Understanding the mechanical behavior of rock under conditions of high temperature and pressure is critical when it comes to implementing underground coal gasification, deep disposal of highly radioactive nuclear waste, development and utilization of deep underground space, development and utilization of geothermal resources, etc. To understand the effect of confining pressure on limestone at high temperature, uniaxial and triaxial compression testing was conducted on limestone under high temperature (20-800 degrees C) using the MTS 815 rock mechanics testing system. Using this system, the change in the strength and deformation parameters of the limestone at varying temperature and confining pressure conditions were studied. The results show that the triaxial compression stress-strain curve of limestone at high temperatures is divided into five stages: compaction stage, elastic stage, plastic deformation stage, post-peak failure stage, and residual stage.

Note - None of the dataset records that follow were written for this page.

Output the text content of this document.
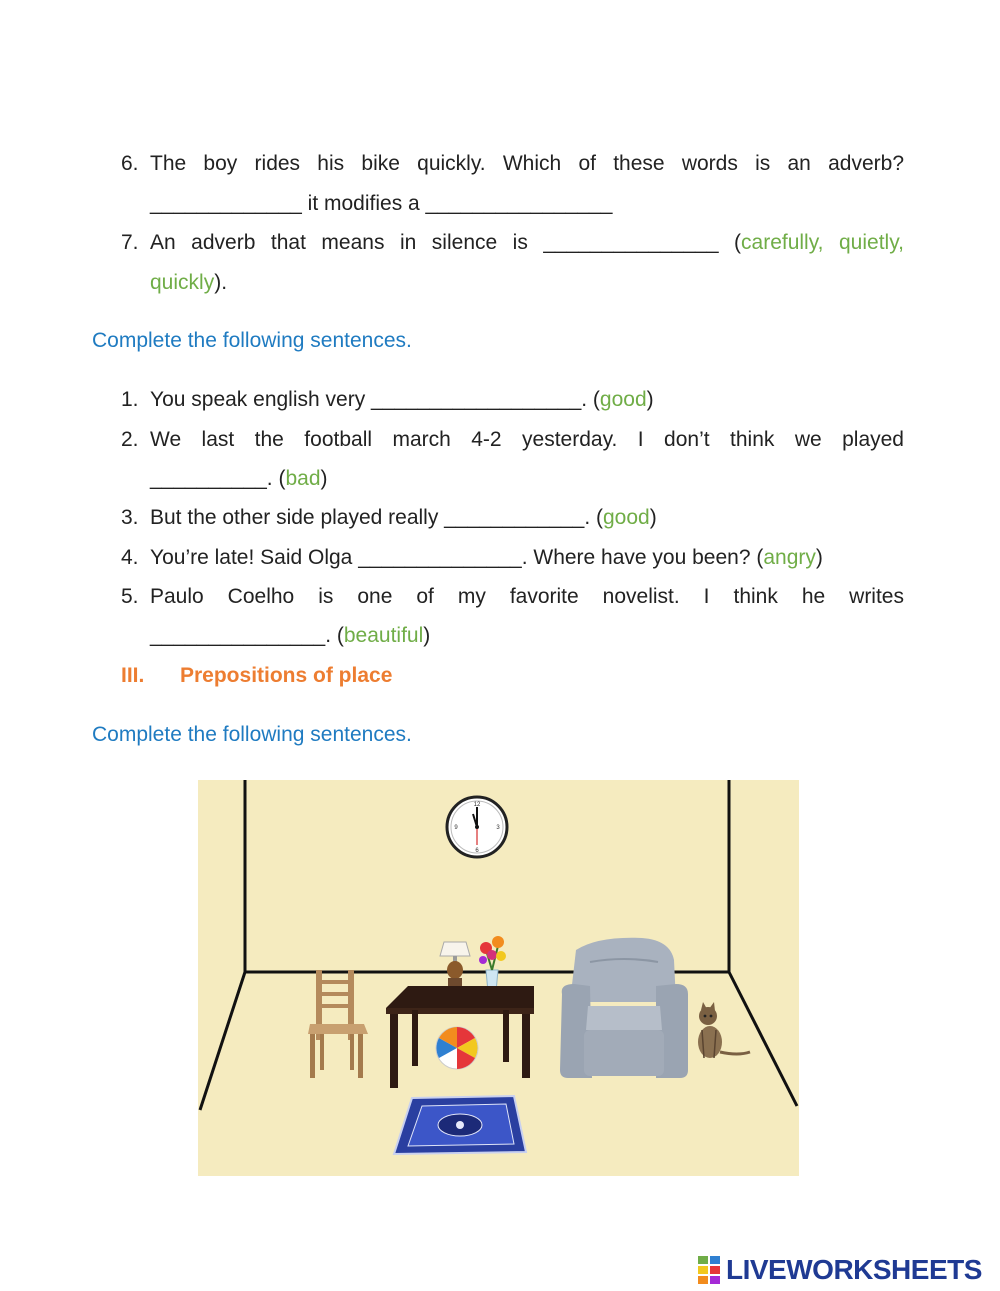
6. The boy rides his bike quickly. Which of these words is an adverb?
_____________ it modifies a ________________
7. An adverb that means in silence is _______________ (carefully, quietly,
quickly).
Complete the following sentences.
1. You speak english very __________________. (good)
2. We last the football march 4-2 yesterday. I don’t think we played
__________. (bad)
3. But the other side played really ____________. (good)
4. You’re late! Said Olga ______________. Where have you been? (angry)
5. Paulo Coelho is one of my favorite novelist. I think he writes
_______________. (beautiful)
III. Prepositions of place
Complete the following sentences.
12
3
6
9
LIVEWORKSHEETS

In addition, the rock brittleness and ductility decrease as the temperature increases. The peak stress and residual strength of the limestone at high temperatures increase as the confining pressure increases, and the strength of the rock specimens decreases as the temperature increases. The internal friction angle (phi) first increases and then decreases as the temperature increases, but the relationship of the cohesive force (c) to temperature is opposite that of phi, indicating that the shear strength of limestone at high temperatures is determined by both c and phi. The elastic modulus of limestone at high temperatures increases with the increase in confining pressure and decreases as the temperature increases, and the peak strain of limestone at high temperatures increases as the confining pressure and temperature increase. The effect of temperature on the failure of limestone is not obvious, and the failure of rock specimens during uniaxial compression testing was mostly through axial splitting, while the failure of rock specimens under triaxial compression testing was mostly through shear failure. As the confining pressure increases, the fracture type of the rock specimens gradually changes from brittle tensile fracture to shear fracture, and the instability type of the rock specimen changed from the sudden instability type to the progressive failure type. Our research results are especially useful in areas where engineering is performed on rocks under high temperature.